White homeless poor in the ‘hood are a Rorschach test. I see in them the history of colonization, slavery and mass incarceration that makes their begging Black people for money ironic—if not insulting. You wasted your whiteness! Why should we give to you? {snip}

{snip} It is the trick of internalized racism that Black anger is transformed into showy altruism to show the “white gaze” that we’re safe—good Negroes. So we aren’t attacked by more powerful whites—instead rewarded by them.

{snip}

Sometimes folks see that same history and want to get even. I saw three brothers run up and spit on him as people cackled at the white boy who wiped sticky gobs from his eyelids. The laughter was cruel, joyful and belly deep. They might as well shook slave chains in his face and said, “Now you get to wear these nigga!”

{snip}

But when a white person begs, maybe a white woman breastfeeding or a young white boy whining like a broken flute, I feel better. Good. It’s not just us. I feel happy. I feel like the scales of justice could shift.

The other day I jogged up the subway stairs and saw the homeless white boy again. “Can you get me something to eat,” he barked out to the river of people passing by. “Someone stole all my shit!” Scabs covered his mouth. He was sunburnt and thin. I ignored him but thought “Baby, you stole all mine.” I glanced at his blanket, shopping cart and books. Who is he? Why is he here? Where are his people?

I stopped myself. It’s the Martin Luther King Jr. life-coach again, saying, “Love your enemies! Get to know them as people.” No Dr. King! Today I own my anger. I want to snatch his food and say, “Go beg in a white neighborhood!” And eat it. And rub my belly. And laugh.

{snip}

As I walk away, a white man in tailored clothes and exfoliated skin talked to the homeless white boy. His face is a mix of fear and disgust, race loyalty and pity. He’s doing what I did, confronting history.

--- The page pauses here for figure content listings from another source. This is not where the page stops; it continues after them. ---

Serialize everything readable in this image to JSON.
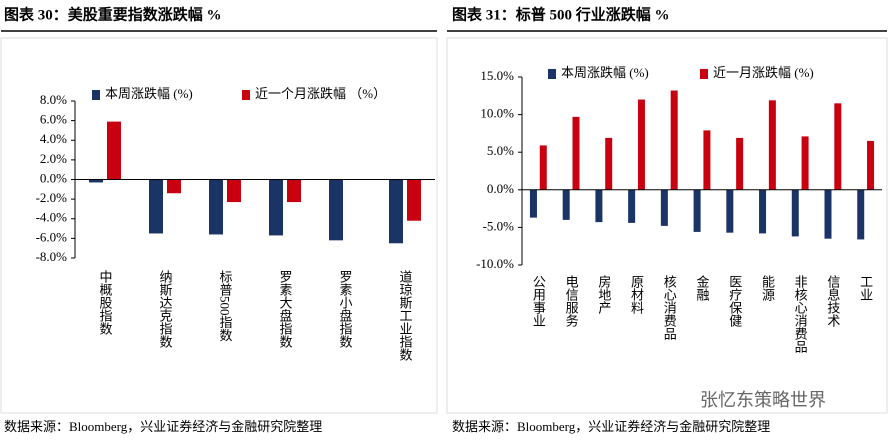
{
  "chart_data": [
    {
      "type": "bar",
      "title": "图表 30：美股重要指数涨跌幅 %",
      "categories": [
        "中概股指数",
        "纳斯达克指数",
        "标普500指数",
        "罗素大盘指数",
        "罗素小盘指数",
        "道琼斯工业指数"
      ],
      "series": [
        {
          "name": "本周涨跌幅 (%)",
          "color": "#1a3565",
          "values": [
            -0.3,
            -5.5,
            -5.6,
            -5.7,
            -6.2,
            -6.5
          ]
        },
        {
          "name": "近一个月涨跌幅 （%）",
          "color": "#c8000f",
          "values": [
            5.9,
            -1.4,
            -2.3,
            -2.3,
            0,
            -4.2
          ]
        }
      ],
      "ylim": [
        -8,
        8
      ],
      "yticks": [
        {
          "value": -8,
          "label": "-8.0%"
        },
        {
          "value": -6,
          "label": "-6.0%"
        },
        {
          "value": -4,
          "label": "-4.0%"
        },
        {
          "value": -2,
          "label": "-2.0%"
        },
        {
          "value": 0,
          "label": "0.0%"
        },
        {
          "value": 2,
          "label": "2.0%"
        },
        {
          "value": 4,
          "label": "4.0%"
        },
        {
          "value": 6,
          "label": "6.0%"
        },
        {
          "value": 8,
          "label": "8.0%"
        }
      ],
      "source": "数据来源：Bloomberg，兴业证券经济与金融研究院整理"
    },
    {
      "type": "bar",
      "title": "图表 31：标普 500 行业涨跌幅 %",
      "categories": [
        "公用事业",
        "电信服务",
        "房地产",
        "原材料",
        "核心消费品",
        "金融",
        "医疗保健",
        "能源",
        "非核心消费品",
        "信息技术",
        "工业"
      ],
      "series": [
        {
          "name": "本周涨跌幅 (%)",
          "color": "#1a3565",
          "values": [
            -3.7,
            -4.0,
            -4.3,
            -4.4,
            -4.8,
            -5.6,
            -5.7,
            -5.8,
            -6.2,
            -6.5,
            -6.6
          ]
        },
        {
          "name": "近一月涨跌幅 (%)",
          "color": "#c8000f",
          "values": [
            5.9,
            9.7,
            6.9,
            12.0,
            13.2,
            7.9,
            6.9,
            11.9,
            7.1,
            11.5,
            6.5
          ]
        }
      ],
      "ylim": [
        -10,
        15
      ],
      "yticks": [
        {
          "value": -10,
          "label": "-10.0%"
        },
        {
          "value": -5,
          "label": "-5.0%"
        },
        {
          "value": 0,
          "label": "0.0%"
        },
        {
          "value": 5,
          "label": "5.0%"
        },
        {
          "value": 10,
          "label": "10.0%"
        },
        {
          "value": 15,
          "label": "15.0%"
        }
      ],
      "source": "数据来源：Bloomberg，兴业证券经济与金融研究院整理"
    }
  ],
  "watermark": "张忆东策略世界"
}
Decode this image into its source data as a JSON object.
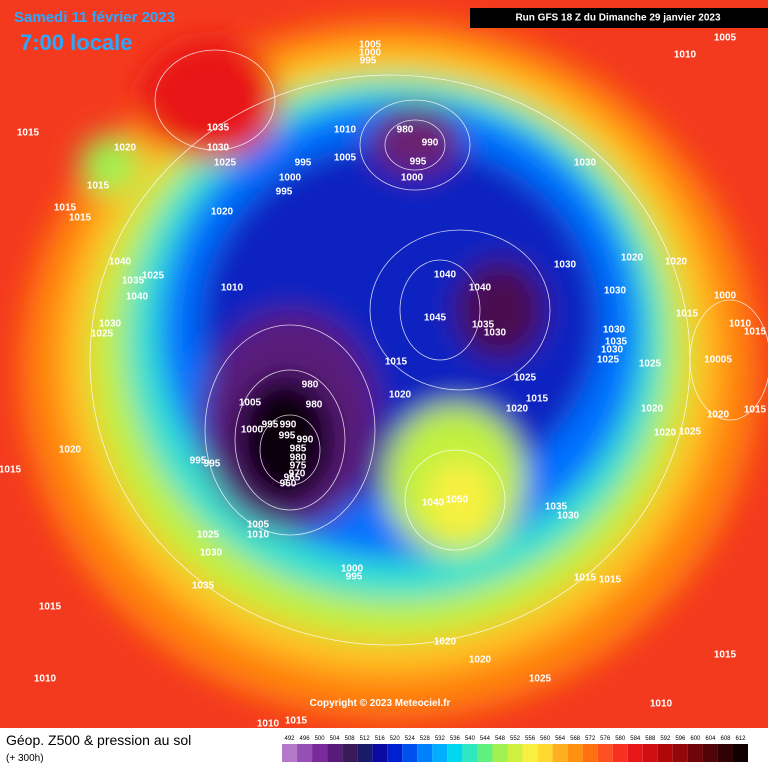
{
  "header": {
    "date": "Samedi 11 février 2023",
    "time": "7:00 locale",
    "run": "Run GFS 18 Z du Dimanche 29 janvier 2023"
  },
  "map": {
    "isobar_labels": [
      "1005",
      "1000",
      "995",
      "1005",
      "1010",
      "1015",
      "1035",
      "1030",
      "1025",
      "1020",
      "1015",
      "1010",
      "980",
      "990",
      "995",
      "1000",
      "1005",
      "995",
      "1000",
      "995",
      "1015",
      "1015",
      "1020",
      "1030",
      "1040",
      "1040",
      "1030",
      "1020",
      "1020",
      "1000",
      "1030",
      "1045",
      "1035",
      "1030",
      "1015",
      "1010",
      "1015",
      "1040",
      "1025",
      "1035",
      "1040",
      "1010",
      "1030",
      "1025",
      "1030",
      "1035",
      "1030",
      "1025",
      "1025",
      "10005",
      "1015",
      "1025",
      "1015",
      "1020",
      "1020",
      "1020",
      "1020",
      "1015",
      "1020",
      "1025",
      "980",
      "980",
      "1005",
      "1000",
      "995",
      "990",
      "995",
      "990",
      "985",
      "980",
      "975",
      "970",
      "965",
      "960",
      "995",
      "995",
      "1015",
      "1020",
      "1040",
      "1050",
      "1035",
      "1030",
      "1005",
      "1010",
      "1025",
      "1030",
      "1035",
      "1015",
      "1000",
      "995",
      "1015",
      "1015",
      "1020",
      "1020",
      "1025",
      "1015",
      "1010",
      "1010",
      "1010",
      "1015"
    ],
    "copyright": "Copyright © 2023 Meteociel.fr"
  },
  "legend": {
    "title": "Géop. Z500 & pression au sol",
    "lead": "(+ 300h)",
    "scale": [
      "492",
      "496",
      "500",
      "504",
      "508",
      "512",
      "516",
      "520",
      "524",
      "528",
      "532",
      "536",
      "540",
      "544",
      "548",
      "552",
      "556",
      "560",
      "564",
      "568",
      "572",
      "576",
      "580",
      "584",
      "588",
      "592",
      "596",
      "600",
      "604",
      "608",
      "612"
    ],
    "colors": [
      "#b478c8",
      "#9650b4",
      "#7a2a9a",
      "#5a1a7a",
      "#3a1a5a",
      "#1a1a6a",
      "#0a0aa0",
      "#0020d0",
      "#0050f0",
      "#0080ff",
      "#00b0ff",
      "#00d8f0",
      "#30e8c0",
      "#60f080",
      "#a0f050",
      "#d0f040",
      "#f8f040",
      "#ffd830",
      "#ffb020",
      "#ff9010",
      "#ff7010",
      "#ff5020",
      "#f83020",
      "#e81818",
      "#d01010",
      "#b00808",
      "#900808",
      "#700408",
      "#500408",
      "#300004",
      "#100000"
    ]
  }
}
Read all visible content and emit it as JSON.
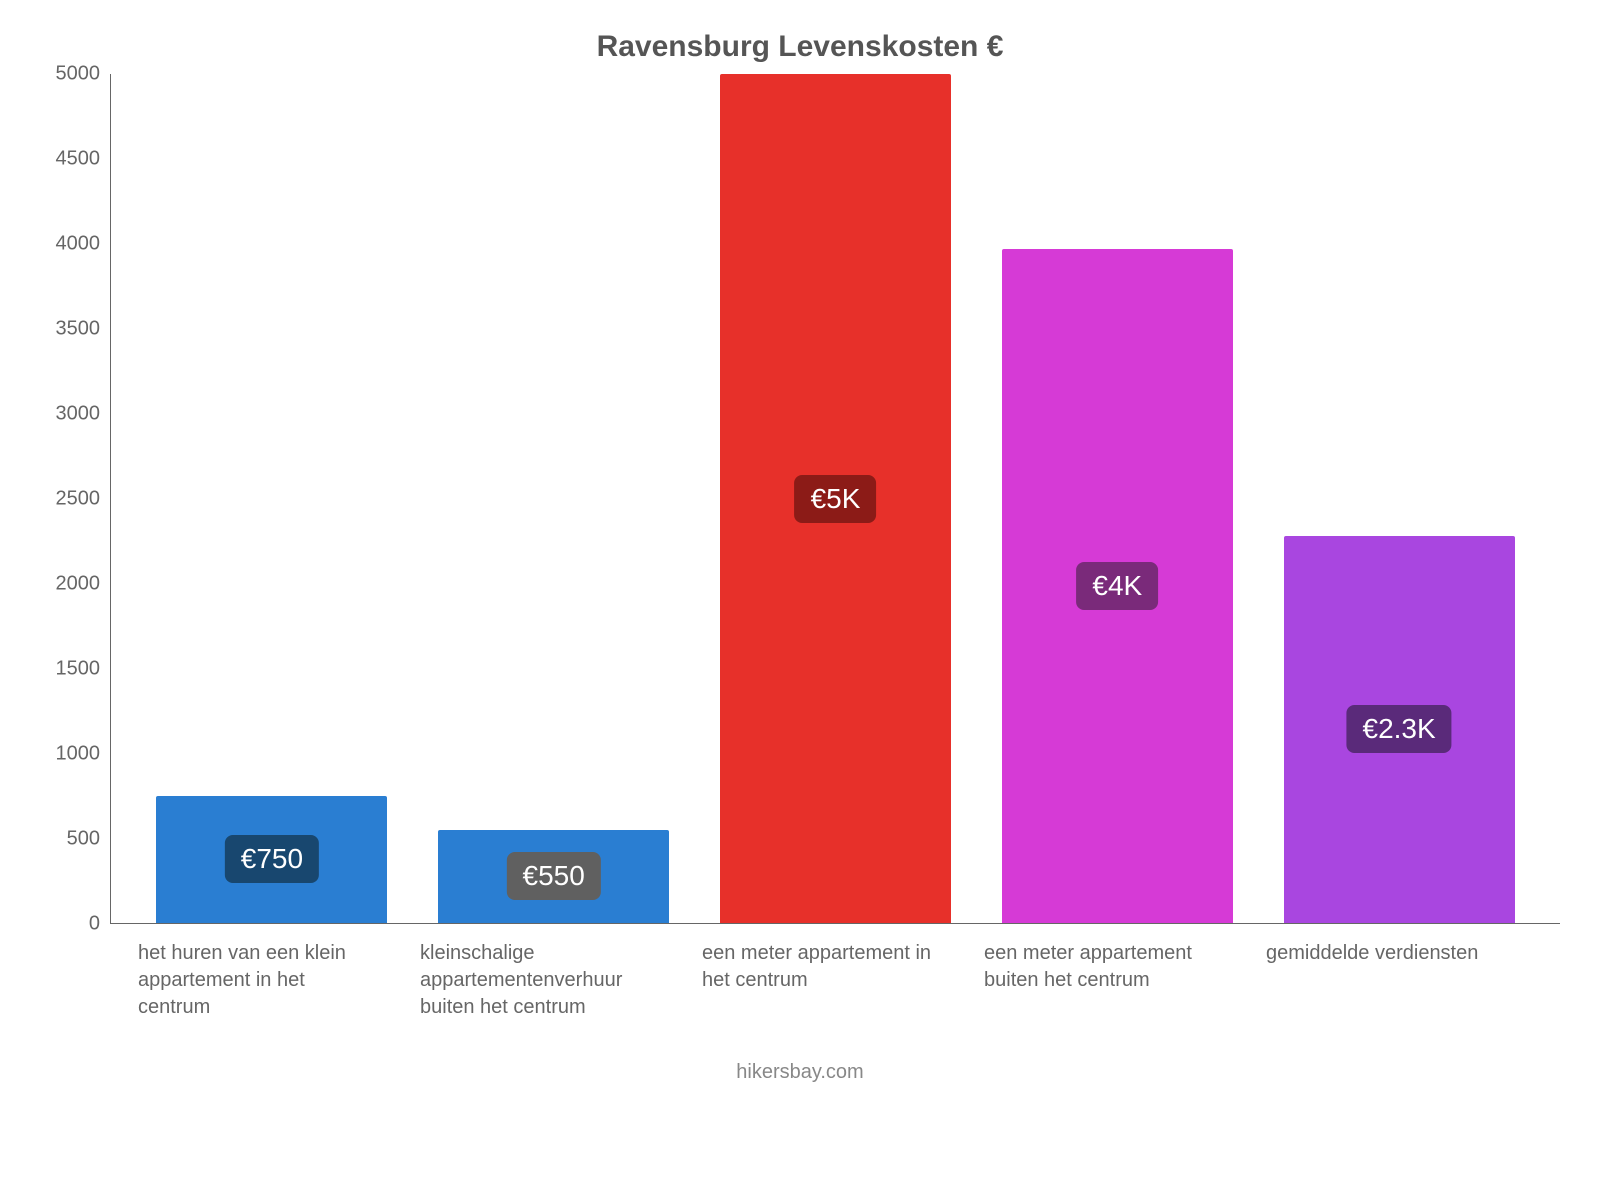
{
  "chart": {
    "type": "bar",
    "title": "Ravensburg Levenskosten €",
    "title_fontsize": 30,
    "title_color": "#555555",
    "background_color": "#ffffff",
    "axis_color": "#666666",
    "tick_font_color": "#666666",
    "tick_fontsize": 20,
    "xlabel_fontsize": 20,
    "xlabel_color": "#666666",
    "ylim": [
      0,
      5000
    ],
    "ytick_step": 500,
    "yticks": [
      0,
      500,
      1000,
      1500,
      2000,
      2500,
      3000,
      3500,
      4000,
      4500,
      5000
    ],
    "bar_width": 0.82,
    "value_label_fontsize": 28,
    "value_label_text_color": "#ffffff",
    "value_label_radius": 8,
    "attribution": "hikersbay.com",
    "attribution_color": "#888888",
    "attribution_fontsize": 20,
    "categories": [
      "het huren van een klein appartement in het centrum",
      "kleinschalige appartementenverhuur buiten het centrum",
      "een meter appartement in het centrum",
      "een meter appartement buiten het centrum",
      "gemiddelde verdiensten"
    ],
    "values": [
      750,
      550,
      5000,
      3970,
      2280
    ],
    "value_labels": [
      "€750",
      "€550",
      "€5K",
      "€4K",
      "€2.3K"
    ],
    "bar_colors": [
      "#2a7ed2",
      "#2a7ed2",
      "#e7302a",
      "#d63ad6",
      "#a946e0"
    ],
    "label_bg_colors": [
      "#18476f",
      "#606060",
      "#8c1b17",
      "#7a2a7a",
      "#5a2a7a"
    ]
  }
}
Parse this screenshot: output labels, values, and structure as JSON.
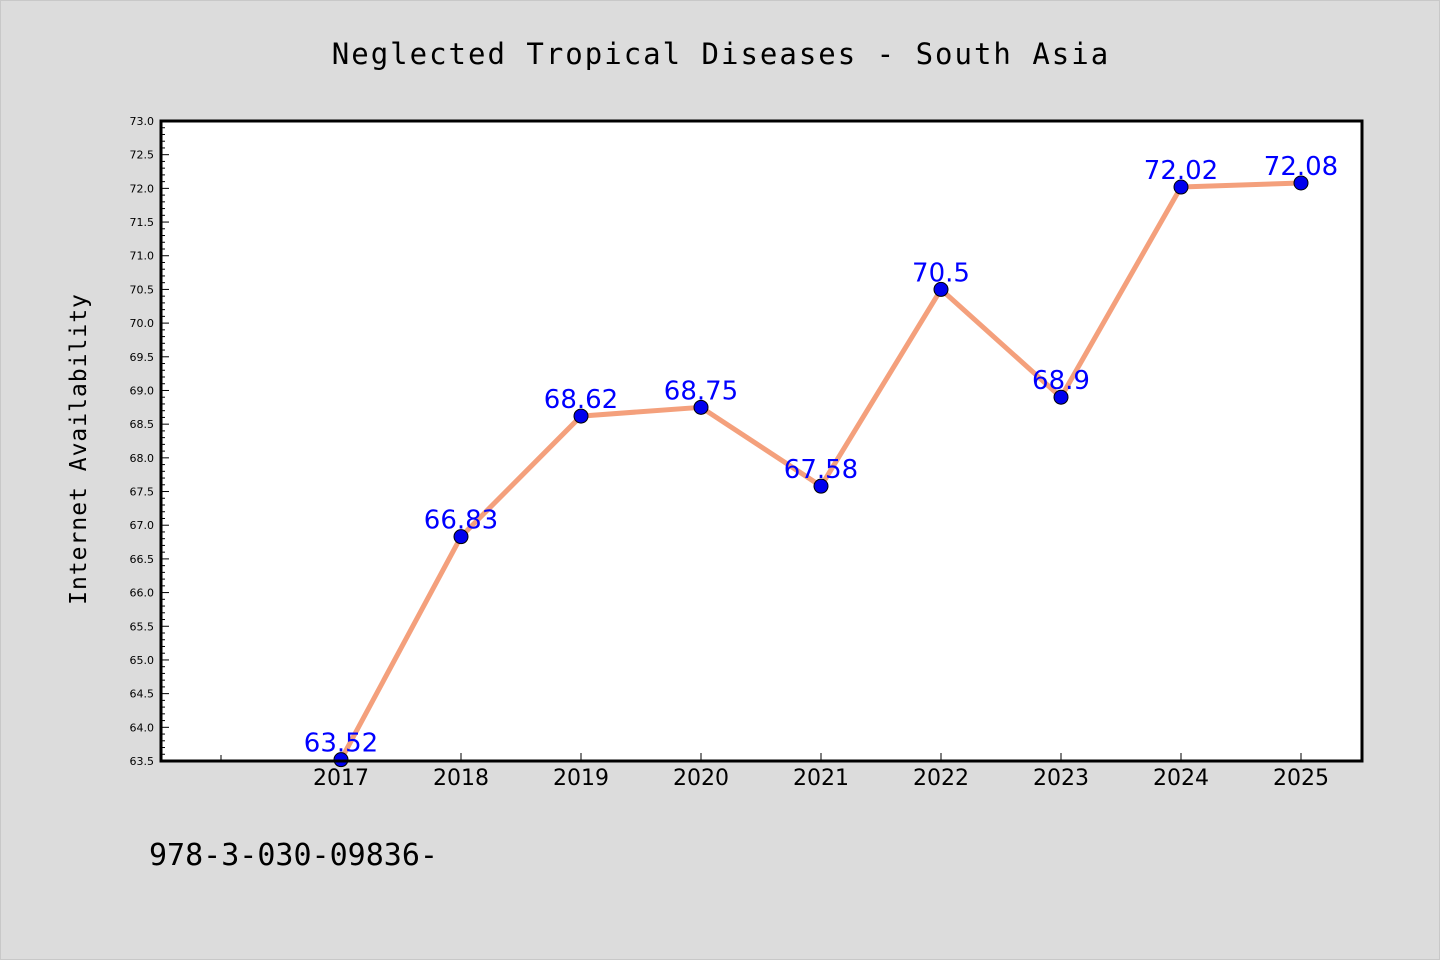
{
  "chart_data": {
    "type": "line",
    "title": "Neglected Tropical Diseases - South Asia",
    "xlabel": "",
    "ylabel": "Internet Availability",
    "categories": [
      "2017",
      "2018",
      "2019",
      "2020",
      "2021",
      "2022",
      "2023",
      "2024",
      "2025"
    ],
    "series": [
      {
        "values": [
          63.52,
          66.83,
          68.62,
          68.75,
          67.58,
          70.5,
          68.9,
          72.02,
          72.08
        ],
        "labels": [
          "63.52",
          "66.83",
          "68.62",
          "68.75",
          "67.58",
          "70.5",
          "68.9",
          "72.02",
          "72.08"
        ],
        "line_color": "#f4a07c",
        "marker_color": "#0000ee"
      }
    ],
    "ylim": [
      63.5,
      73.0
    ],
    "yticks": [
      "63.5",
      "64.0",
      "64.5",
      "65.0",
      "65.5",
      "66.0",
      "66.5",
      "67.0",
      "67.5",
      "68.0",
      "68.5",
      "69.0",
      "69.5",
      "70.0",
      "70.5",
      "71.0",
      "71.5",
      "72.0",
      "72.5",
      "73.0"
    ],
    "grid": false,
    "legend": "none"
  },
  "footer": {
    "text": "978-3-030-09836-"
  },
  "colors": {
    "background": "#dcdcdc",
    "plot_area": "#ffffff",
    "data_label": "#0000ff"
  }
}
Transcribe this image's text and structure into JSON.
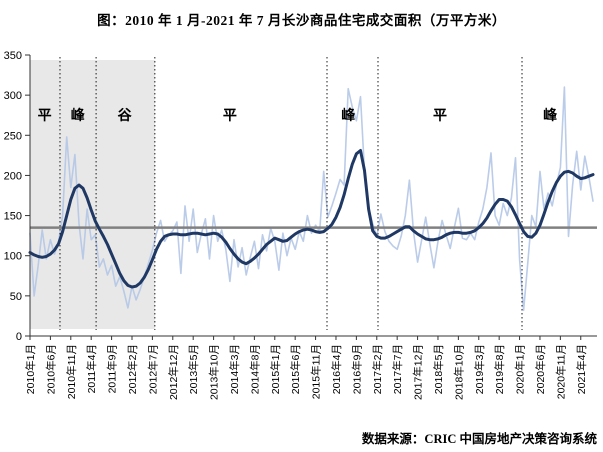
{
  "page": {
    "title": "图：2010 年 1 月-2021 年 7 月长沙商品住宅成交面积（万平方米）",
    "source": "数据来源：CRIC 中国房地产决策咨询系统",
    "background": "#ffffff"
  },
  "colors": {
    "monthly_line": "#b4c7e7",
    "trend_line": "#1f3864",
    "baseline": "#808080",
    "shaded_region": "#e8e8e8",
    "boundary_dotted": "#1a1a1a",
    "axis": "#333333",
    "text": "#000000"
  },
  "chart_data": {
    "type": "line",
    "title": "图：2010年1月-2021年7月长沙商品住宅成交面积（万平方米）",
    "xlabel": "",
    "ylabel": "",
    "ylim": [
      0,
      350
    ],
    "y_ticks": [
      0,
      50,
      100,
      150,
      200,
      250,
      300,
      350
    ],
    "grid": false,
    "legend": "none",
    "baseline_value": 135,
    "x_start": "2010-01",
    "x_end": "2021-07",
    "x_point_count": 139,
    "x_tick_every_months": 5,
    "x_tick_labels": [
      "2010年1月",
      "2010年6月",
      "2010年11月",
      "2011年4月",
      "2011年9月",
      "2012年2月",
      "2012年7月",
      "2012年12月",
      "2013年5月",
      "2013年10月",
      "2014年3月",
      "2014年8月",
      "2015年1月",
      "2015年6月",
      "2015年11月",
      "2016年4月",
      "2016年9月",
      "2017年2月",
      "2017年7月",
      "2017年12月",
      "2018年5月",
      "2018年10月",
      "2019年3月",
      "2019年8月",
      "2020年1月",
      "2020年6月",
      "2020年11月",
      "2021年4月"
    ],
    "series": [
      {
        "id": "monthly",
        "color": "#b4c7e7",
        "width": 1.6,
        "values": [
          128,
          50,
          88,
          132,
          96,
          120,
          102,
          118,
          150,
          248,
          185,
          226,
          140,
          96,
          158,
          120,
          126,
          86,
          96,
          76,
          88,
          62,
          74,
          56,
          35,
          62,
          45,
          58,
          73,
          90,
          107,
          128,
          144,
          118,
          126,
          131,
          142,
          78,
          162,
          118,
          158,
          104,
          127,
          146,
          96,
          150,
          118,
          132,
          108,
          68,
          120,
          86,
          110,
          76,
          98,
          118,
          84,
          126,
          106,
          134,
          118,
          82,
          128,
          100,
          122,
          108,
          130,
          118,
          150,
          128,
          138,
          130,
          205,
          148,
          162,
          178,
          195,
          188,
          308,
          285,
          268,
          298,
          205,
          160,
          140,
          124,
          152,
          130,
          118,
          112,
          108,
          125,
          150,
          194,
          130,
          92,
          120,
          148,
          115,
          85,
          118,
          144,
          126,
          109,
          135,
          159,
          122,
          120,
          128,
          120,
          142,
          158,
          185,
          228,
          150,
          138,
          165,
          150,
          172,
          222,
          95,
          32,
          90,
          150,
          136,
          205,
          158,
          178,
          162,
          188,
          210,
          310,
          124,
          188,
          230,
          182,
          224,
          198,
          168
        ]
      },
      {
        "id": "trend",
        "color": "#1f3864",
        "width": 3,
        "values": [
          104,
          101,
          99,
          98,
          99,
          102,
          107,
          115,
          130,
          150,
          170,
          184,
          188,
          184,
          172,
          157,
          143,
          133,
          124,
          114,
          102,
          90,
          78,
          69,
          63,
          61,
          62,
          66,
          73,
          83,
          95,
          108,
          118,
          124,
          126,
          127,
          127,
          126,
          126,
          127,
          128,
          128,
          127,
          126,
          127,
          128,
          127,
          123,
          117,
          109,
          102,
          96,
          92,
          90,
          93,
          97,
          102,
          108,
          114,
          118,
          122,
          120,
          118,
          119,
          123,
          127,
          130,
          132,
          133,
          132,
          130,
          129,
          130,
          134,
          139,
          148,
          160,
          176,
          196,
          214,
          227,
          231,
          206,
          158,
          131,
          124,
          122,
          122,
          124,
          127,
          130,
          133,
          136,
          136,
          131,
          127,
          124,
          121,
          120,
          120,
          121,
          123,
          126,
          128,
          129,
          129,
          128,
          128,
          129,
          131,
          135,
          140,
          147,
          156,
          164,
          170,
          170,
          168,
          161,
          151,
          140,
          130,
          124,
          123,
          128,
          138,
          152,
          167,
          180,
          191,
          199,
          204,
          205,
          203,
          199,
          196,
          197,
          199,
          201
        ]
      }
    ],
    "phases": [
      {
        "label": "平",
        "x_month": 3.6
      },
      {
        "label": "峰",
        "x_month": 11.7
      },
      {
        "label": "谷",
        "x_month": 23.2
      },
      {
        "label": "平",
        "x_month": 49.0
      },
      {
        "label": "峰",
        "x_month": 78.0
      },
      {
        "label": "平",
        "x_month": 100.5
      },
      {
        "label": "峰",
        "x_month": 127.5
      }
    ],
    "phase_boundaries_month": [
      7.35,
      16.2,
      30.6,
      72.8,
      85.3,
      120.6
    ],
    "shaded_region": {
      "from_month": 0,
      "to_month": 30.6,
      "color": "#e8e8e8"
    }
  }
}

How do I know? The fear in his tight mouth is disgust. The fear in his eyes is forced and unwanted racial empathy. He’s worried, like many whites are, that as they become the minority, fewer and fewer places will exist where they have power. They worry that at some point the roles will be reversed and they will have to beg for food. He looked at the homeless white boy and saw a hungry ghost, seemingly expelled from some alternate dimension where Europeans are enslaved, segregated and mass incarcerated. He sees the fall of America.